From my perspective and mine alone, FWIW:
The exercises I'm working on plus others I hope to learn are all aimed, for me, to the goal of developing a very specific skill set.
What is this specific skill set? What can it achieve that other forms of training you've experience cannot?

Quote:
I'm not aiming to throw people harder or faster but to work on a way to connect with my partner and then undermine him without the types of muscling I have felt in a lot of mainstream aikido.
becoming athletic doesn't mean that you have to use brute force when applying technique. Being stronger, more coordinated, and better conditioned are all assets that can only help you. If you choose to use them to physically force your opponent down, they could be used for that. If you want to use them to move smoothly, in time with your partner, effortlessly bringing the situation to a natural conclusion, being athletic can be used for that.

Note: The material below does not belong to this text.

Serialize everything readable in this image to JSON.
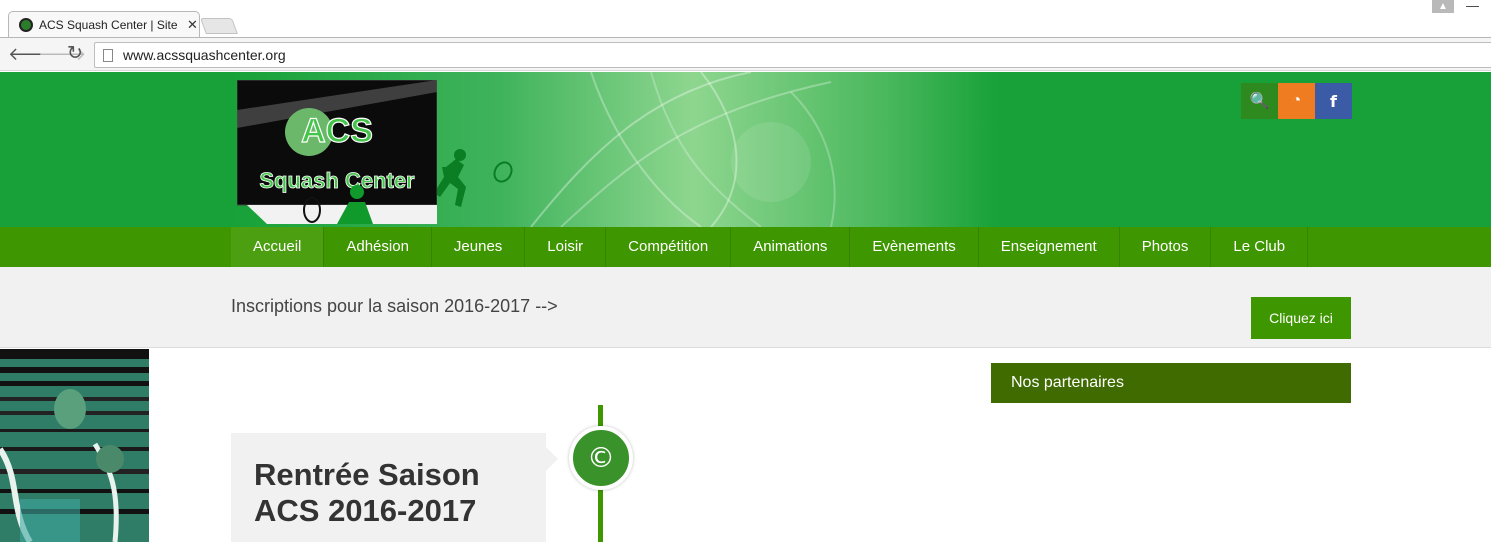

There is an idea about being athletic that disgusts me. It's the idea that being physically strong makes you stupid, brutish, and thuggish. Nothing could be farther from the truth. An athlete is elegant, graceful, and powerful. Training in athletics develops the mind, strengthens the the will and calms the body. Athletics training teaches one how to completely integrate the body and mind into one coordinated person. Too many of us think back to the high school jock who bullied everyone; you won't turn into him by training athletics.

Quote:
You have provided in answer to me a list of skill sets under the heading of athletic training. Some I know, some I don't. But it strikes me that they are disparate and have different goals, build different types of skills. And I don't see how any of them work on what my understanding of internal power is.
This is at the heart of what we are talking about. What is your understanding of internal power? What will training in it give you that you cannot get from athletics training?